Experimental protocol
The animals were randomly divided into seven groups consisting of 10 mice each. Three groups were administered lomefloxacin [320 mg/kg, intraperitoneally (i.p.)], two groups received a single i.p. injection of naringin at a dose of either 5 or 50 mg/kg body weight 1 h prior to lomefloxacin administration. A vehicle-treated control group and naringin (5 and 50 mg/kg) groups were also included. The experiment included a positive control group administered cyclophosphamide at the dose of 40 mg/kg. The animals were killed by cervical dislocation at 24 h after lomefloxacin treatment.
Chromosome analysis
Five mice in each group were separated and injected i.p. with colchicine at 4 mg/kg body weight, 90 min before sacrifice. The slides were prepared essentially as per the modified method of Adler (48). In brief, both femurs were dissected and bone marrow was flushed from the femoral cavity with foetal calf serum. The cells were dispersed by gentle pipetting and collected by centrifugation at 1100 rpm; the harvested bone marrow cells were incubated in 10 ml of 0.075M KCl for 20 min at 37°C. At the end of the incubation period, Carnoy's fixative (cold glacial acetic acid–methanol, 1:3, v/v) was added to each tube and then centrifuged for 10 min at 1100 rpm. The supernatant was discarded and 10 ml of fresh fixative was gently pipetted onto the cells without disturbing the pellet. Two to three changes of fixative were required before the preparation of slides. Finally, the cells were suspended in a small volume of fixative and burst open on a clean slide to release chromosomes. The slides were air dried and stained with 5% Giemsa and coded before observation. All slides were scored under 1000x magnification using a Nikon microscope. One hundred well-spread metaphase plates per mouse (500 metaphases for each group) were scored for both structural and numerical aberrations (polyploidy) in bone marrow cells. Cells were classified according to the most severe damage which had occurred and were placed in one of five categories: cells with gaps only, cells with breaks, acentric fragments, centric rings and polyploidy. Gaps were defined as achromatic lesions in one or both chromatids not exceeding the width of a chromatid, and breaks as discontinuities greater than the width of a chromatid, irrespective of whether or not the distal fragment was dislocated. In the tabulated data, the column headed ‘abnormal metaphases’ gives the mean of damaged cells in the total population of cells analysed. Damaged cells include those with one or more breaks, fragments, rings or polyploidy, but not those with gaps. Cells with gaps were also not included in the percentage of total aberrations. From the same slides, 1000 cells from each animal were taken into consideration for the mitotic index study. The mitotic activity of bone marrow was evaluated by calculating the number of dividing cells in a population of 1000 cells.
The MN assay
The remaining five animals from each group were employed for the bone marrow MN test. The animals were sacrificed and bone marrow collected in tubes containing 3 ml of foetal calf serum and centrifuged for 10 min at 1100 rpm. An aliquot of bone marrow cells was transferred into test tubes and cells were resuspended in a small volume of foetal calf serum for smear preparation. Two smears of bone marrow were prepared from each mouse. After air-drying, the smears were stained by May-Grunwald/Giemsa (48). With this method, PCEs stain grey-blue and normochromatic erythrocytes (NCE) stain orange, while nuclear material shows a dark purple colour which is an indicative of MN. All glass slides were coded before observation. From each animal, 1000 PCEs were examined for micronucleated polychromatic erythrocytes (MNPCEs) under 1000x magnification using a Nikon microscope. In addition, the number of PCEs among 1000 NCE per animal was recorded to evaluate bone marrow toxicity; PCE:NCE ratio was calculated as %PCE = [PCE/(PCE + NCE)] x 100.

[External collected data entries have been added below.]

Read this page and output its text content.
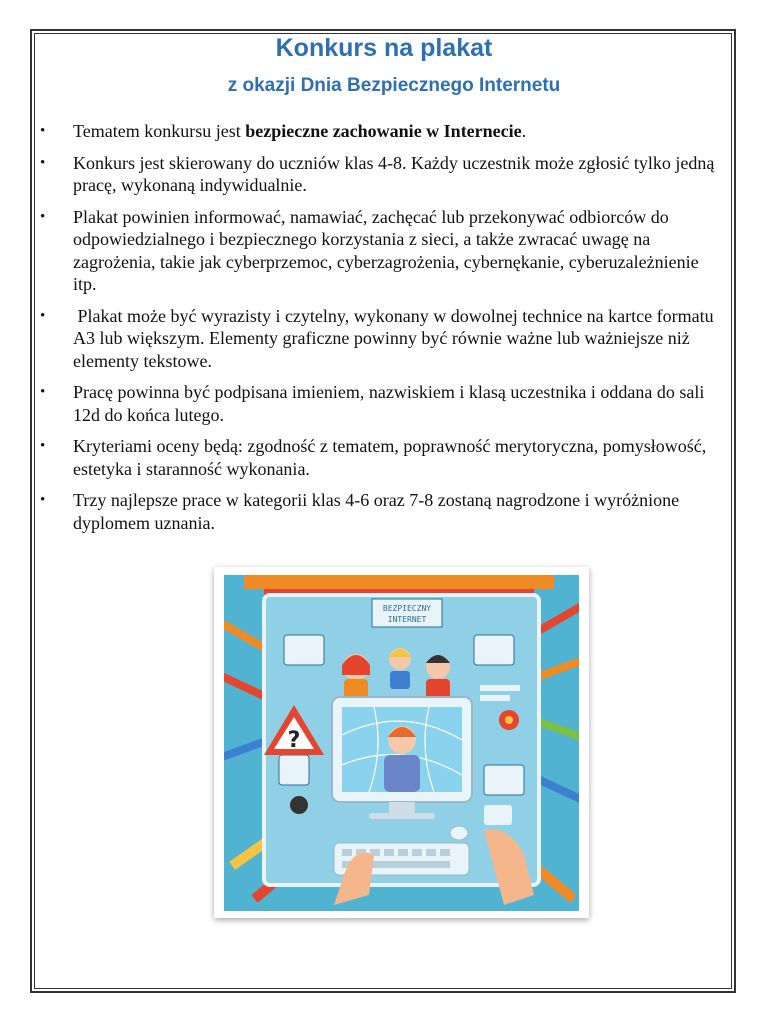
Konkurs na plakat
z okazji Dnia Bezpiecznego Internetu
•	Tematem konkursu jest bezpieczne zachowanie w Internecie.
•	Konkurs jest skierowany do uczniów klas 4-8. Każdy uczestnik może zgłosić tylko jedną pracę, wykonaną indywidualnie.
•	Plakat powinien informować, namawiać, zachęcać lub przekonywać odbiorców do odpowiedzialnego i bezpiecznego korzystania z sieci, a także zwracać uwagę na zagrożenia, takie jak cyberprzemoc, cyberzagrożenia, cybernękanie, cyberuzależnienie itp.
•	Plakat może być wyrazisty i czytelny, wykonany w dowolnej technice na kartce formatu A3 lub większym. Elementy graficzne powinny być równie ważne lub ważniejsze niż elementy tekstowe.
•	Pracę powinna być podpisana imieniem, nazwiskiem i klasą uczestnika i oddana do sali 12d do końca lutego.
•	Kryteriami oceny będą: zgodność z tematem, poprawność merytoryczna, pomysłowość, estetyka i staranność wykonania.
•	Trzy najlepsze prace w kategorii klas 4-6 oraz 7-8 zostaną nagrodzone i wyróżnione dyplomem uznania.
BEZPIECZNY
INTERNET
?
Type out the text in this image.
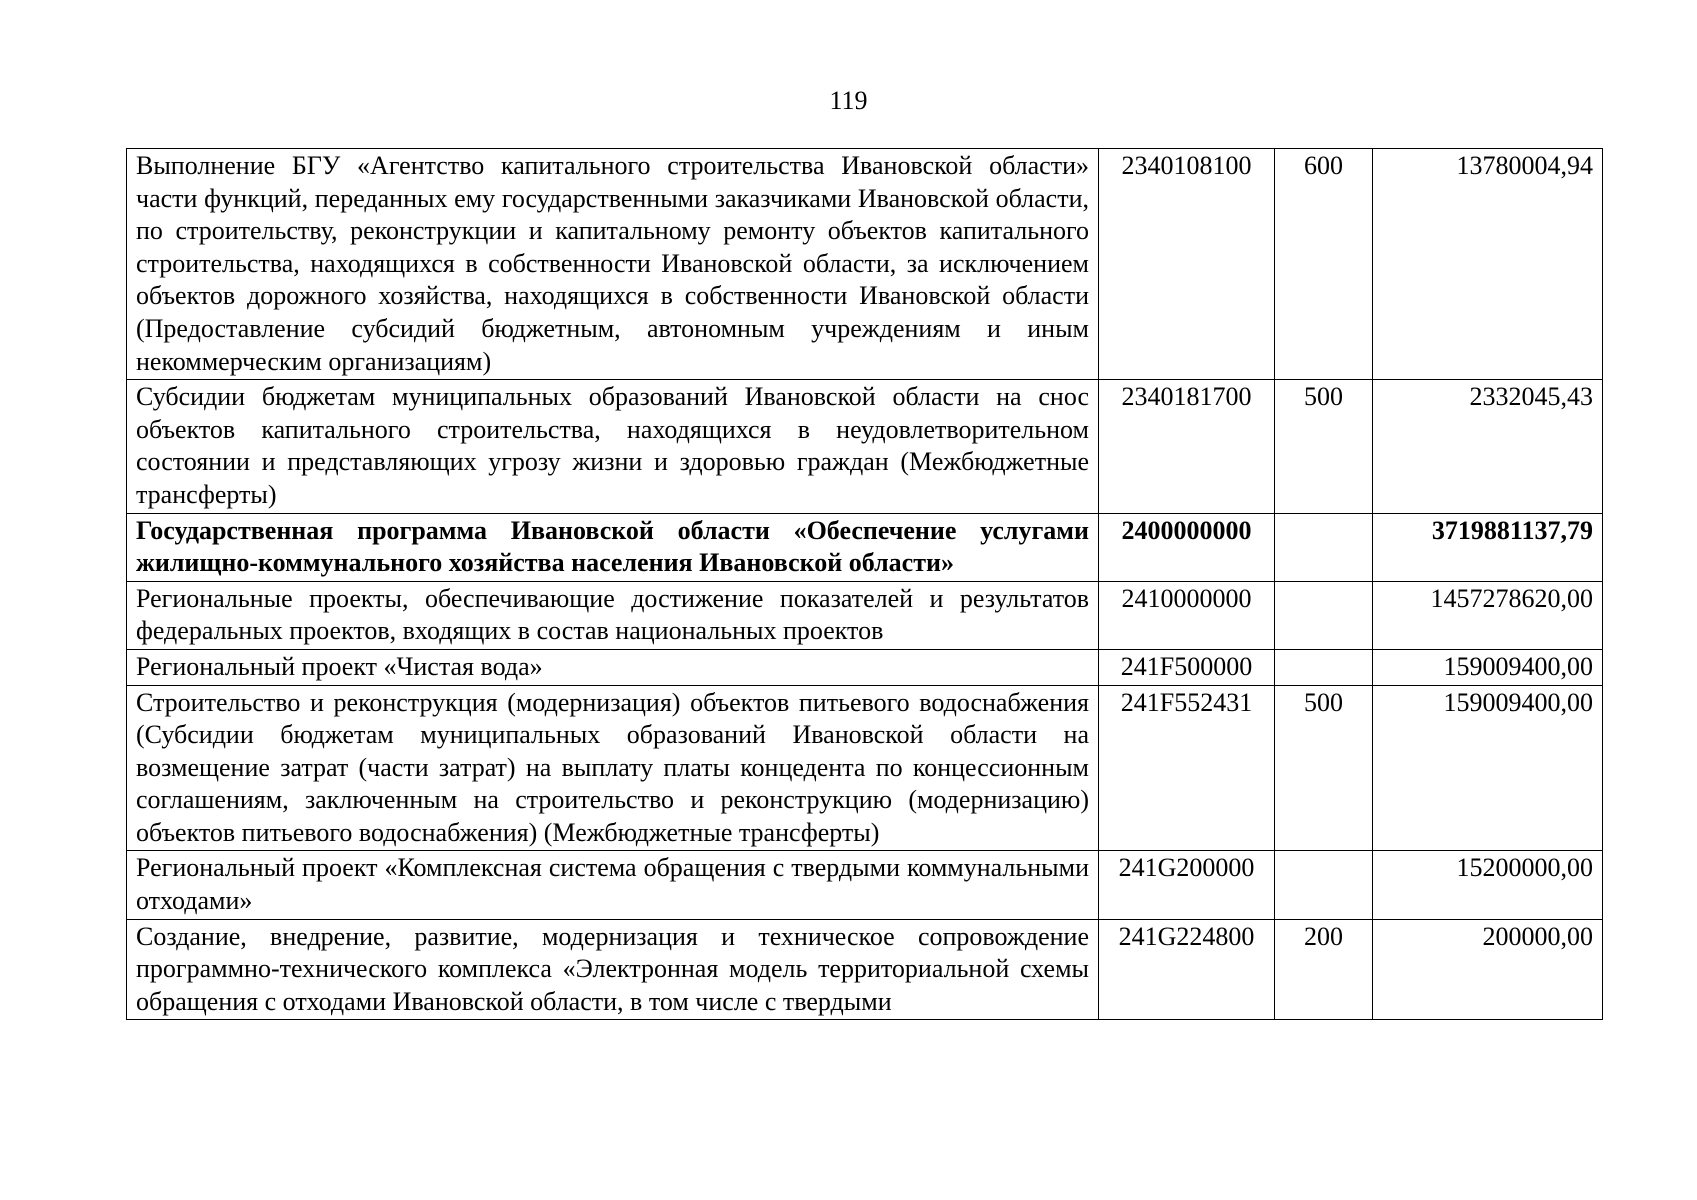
119
Выполнение БГУ «Агентство капитального строительства Ивановской области» части функций, переданных ему государственными заказчиками Ивановской области, по строительству, реконструкции и капитальному ремонту объектов капитального строительства, находящихся в собственности Ивановской области, за исключением объектов дорожного хозяйства, находящихся в собственности Ивановской области (Предоставление субсидий бюджетным, автономным учреждениям и иным некоммерческим организациям)	2340108100	600	13780004,94
Субсидии бюджетам муниципальных образований Ивановской области на снос объектов капитального строительства, находящихся в неудовлетворительном состоянии и представляющих угрозу жизни и здоровью граждан (Межбюджетные трансферты)	2340181700	500	2332045,43
Государственная программа Ивановской области «Обеспечение услугами жилищно-коммунального хозяйства населения Ивановской области»	2400000000		3719881137,79
Региональные проекты, обеспечивающие достижение показателей и результатов федеральных проектов, входящих в состав национальных проектов	2410000000		1457278620,00
Региональный проект «Чистая вода»	241F500000		159009400,00
Строительство и реконструкция (модернизация) объектов питьевого водоснабжения (Субсидии бюджетам муниципальных образований Ивановской области на возмещение затрат (части затрат) на выплату платы концедента по концессионным соглашениям, заключенным на строительство и реконструкцию (модернизацию) объектов питьевого водоснабжения) (Межбюджетные трансферты)	241F552431	500	159009400,00
Региональный проект «Комплексная система обращения с твердыми коммунальными отходами»	241G200000		15200000,00
Создание, внедрение, развитие, модернизация и техническое сопровождение программно-технического комплекса «Электронная модель территориальной схемы обращения с отходами Ивановской области, в том числе с твердыми	241G224800	200	200000,00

Determination of serum lipid peroxidation and reduced glutathione levels
To study the effect of naringin on the oxidative damage induced by lomefloxacin treatment, peripheral blood samples from the same groups used for the MN assay were collected from the heart for estimation of serum lipid peroxidation and reduced glutathione (GSH). All blood samples were centrifuged (3000 rpm at 4°C) for 10 min to obtain the serum. The serum samples were placed on ice for immediate use. GSH was assayed with 5,5'-dithiobis(2-nitrobenzoic acid) (DTNB) according to the protocol described by Tietze (49) with slight modifications. Briefly, 300 µl of fresh serum was deproteinized by addition of 300 µl of 5% perchloric acid and the mixture was centrifuged at 3000 rpm for 5 min. In total, 200 µl supernatant, 1750 µl 0.1 M phosphate buffer (pH 7.4) and 50 µl DTNB (4 mg/ml in 0.1 M phosphate buffer) were incubated at 37°C for 5 min. The absorbance of the resultant yellow colour was measured spectrophotometrically after 5 min at 412 nm against a blank. The concentration of serum GSH (expressed as micrograms per millilitre) was calculated from a standard curve that was obtained from freshly prepared standard solution of GSH.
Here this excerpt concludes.